Con un teléfono celular y desde la aplicación videocámara, hoy en día cualquier persona graba una situación, la sube a la web y desde allí en forma inmediata todo el mundo tiene posibilidad de ver la escena. Pero en 1951 solamente un país del continente tenía televisión y era Estados Unidos. Hasta que el 17 de octubre de ese mismo año con la imagen de Evita en el balcón de la Casa Rosada, la Argentina se sumó al por entonces reducido mundo de la tecnología dando paso a una fascinante historia que en pocos días cumplirá 65 años.

Anecdóticamente, según testimonios del prestigioso actor Rafael “Pato” Carret, nuestra TV habría empezado a dar señales de vida en 1944 con trabajos experimentales que promovía el empresario Martín Tow desde la confitería de la tienda Harrod`s, en la calle Florida.

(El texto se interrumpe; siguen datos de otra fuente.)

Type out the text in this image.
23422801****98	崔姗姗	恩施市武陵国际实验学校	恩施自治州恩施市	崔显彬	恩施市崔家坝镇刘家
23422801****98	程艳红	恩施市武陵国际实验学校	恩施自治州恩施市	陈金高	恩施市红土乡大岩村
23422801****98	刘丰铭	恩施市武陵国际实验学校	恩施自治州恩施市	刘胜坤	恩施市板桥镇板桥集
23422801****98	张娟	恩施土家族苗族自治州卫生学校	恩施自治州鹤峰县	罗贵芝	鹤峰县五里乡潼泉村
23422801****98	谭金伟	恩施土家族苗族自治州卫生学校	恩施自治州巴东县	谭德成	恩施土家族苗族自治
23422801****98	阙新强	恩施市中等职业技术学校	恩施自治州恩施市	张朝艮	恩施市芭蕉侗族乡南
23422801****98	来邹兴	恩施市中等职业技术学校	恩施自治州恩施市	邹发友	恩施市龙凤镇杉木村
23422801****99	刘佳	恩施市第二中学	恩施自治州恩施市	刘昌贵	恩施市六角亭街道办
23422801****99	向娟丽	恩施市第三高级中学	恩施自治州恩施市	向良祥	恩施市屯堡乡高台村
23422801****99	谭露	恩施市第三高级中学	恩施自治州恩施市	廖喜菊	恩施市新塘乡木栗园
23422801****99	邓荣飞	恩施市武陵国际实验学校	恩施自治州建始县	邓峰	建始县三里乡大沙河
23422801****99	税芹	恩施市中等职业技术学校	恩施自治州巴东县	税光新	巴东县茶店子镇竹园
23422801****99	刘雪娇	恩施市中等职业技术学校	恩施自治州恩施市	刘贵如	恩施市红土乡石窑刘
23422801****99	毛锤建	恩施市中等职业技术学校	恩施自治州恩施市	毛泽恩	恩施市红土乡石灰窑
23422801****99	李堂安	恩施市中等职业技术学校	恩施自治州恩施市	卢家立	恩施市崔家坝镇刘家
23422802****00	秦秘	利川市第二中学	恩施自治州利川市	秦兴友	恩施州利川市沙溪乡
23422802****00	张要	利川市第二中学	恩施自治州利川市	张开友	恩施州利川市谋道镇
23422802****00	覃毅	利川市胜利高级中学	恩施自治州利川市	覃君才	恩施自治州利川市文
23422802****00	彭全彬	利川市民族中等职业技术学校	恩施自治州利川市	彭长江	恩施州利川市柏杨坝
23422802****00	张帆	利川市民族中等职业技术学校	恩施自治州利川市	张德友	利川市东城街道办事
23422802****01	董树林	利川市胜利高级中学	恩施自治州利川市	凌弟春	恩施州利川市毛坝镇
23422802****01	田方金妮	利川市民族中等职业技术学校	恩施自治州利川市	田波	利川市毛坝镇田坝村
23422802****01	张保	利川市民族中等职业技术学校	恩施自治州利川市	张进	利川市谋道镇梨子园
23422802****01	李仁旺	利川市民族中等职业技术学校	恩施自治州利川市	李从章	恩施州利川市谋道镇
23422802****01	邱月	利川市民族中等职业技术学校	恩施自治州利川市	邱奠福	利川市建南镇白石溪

De todas maneras, la primera transmisión oficial se cristalizó el “Día de la Lealtad” cuando el peronismo celebró con una gigantesca movilización el sexto aniversario de su nacimiento.

La gente fue reuniéndose desde media mañana, pero el acto comenzó aproximadamente a las 5 de la tarde de un miércoles destemplado y lluvioso. Luego del discurso de José Espejo en su condición de Secretario General de la CGT, tomó la palabra el Presidente de la Nación Juan Domingo Perón. En tanto, Evita, ya desgarrada por la enfermedad que le quitaría la vida ocho meses después, permaneció sentada y ni siquiera se puso de pié cuando representantes del gobierno y de la central obrera la condecoraron con el laurel y la medalla justicialistas.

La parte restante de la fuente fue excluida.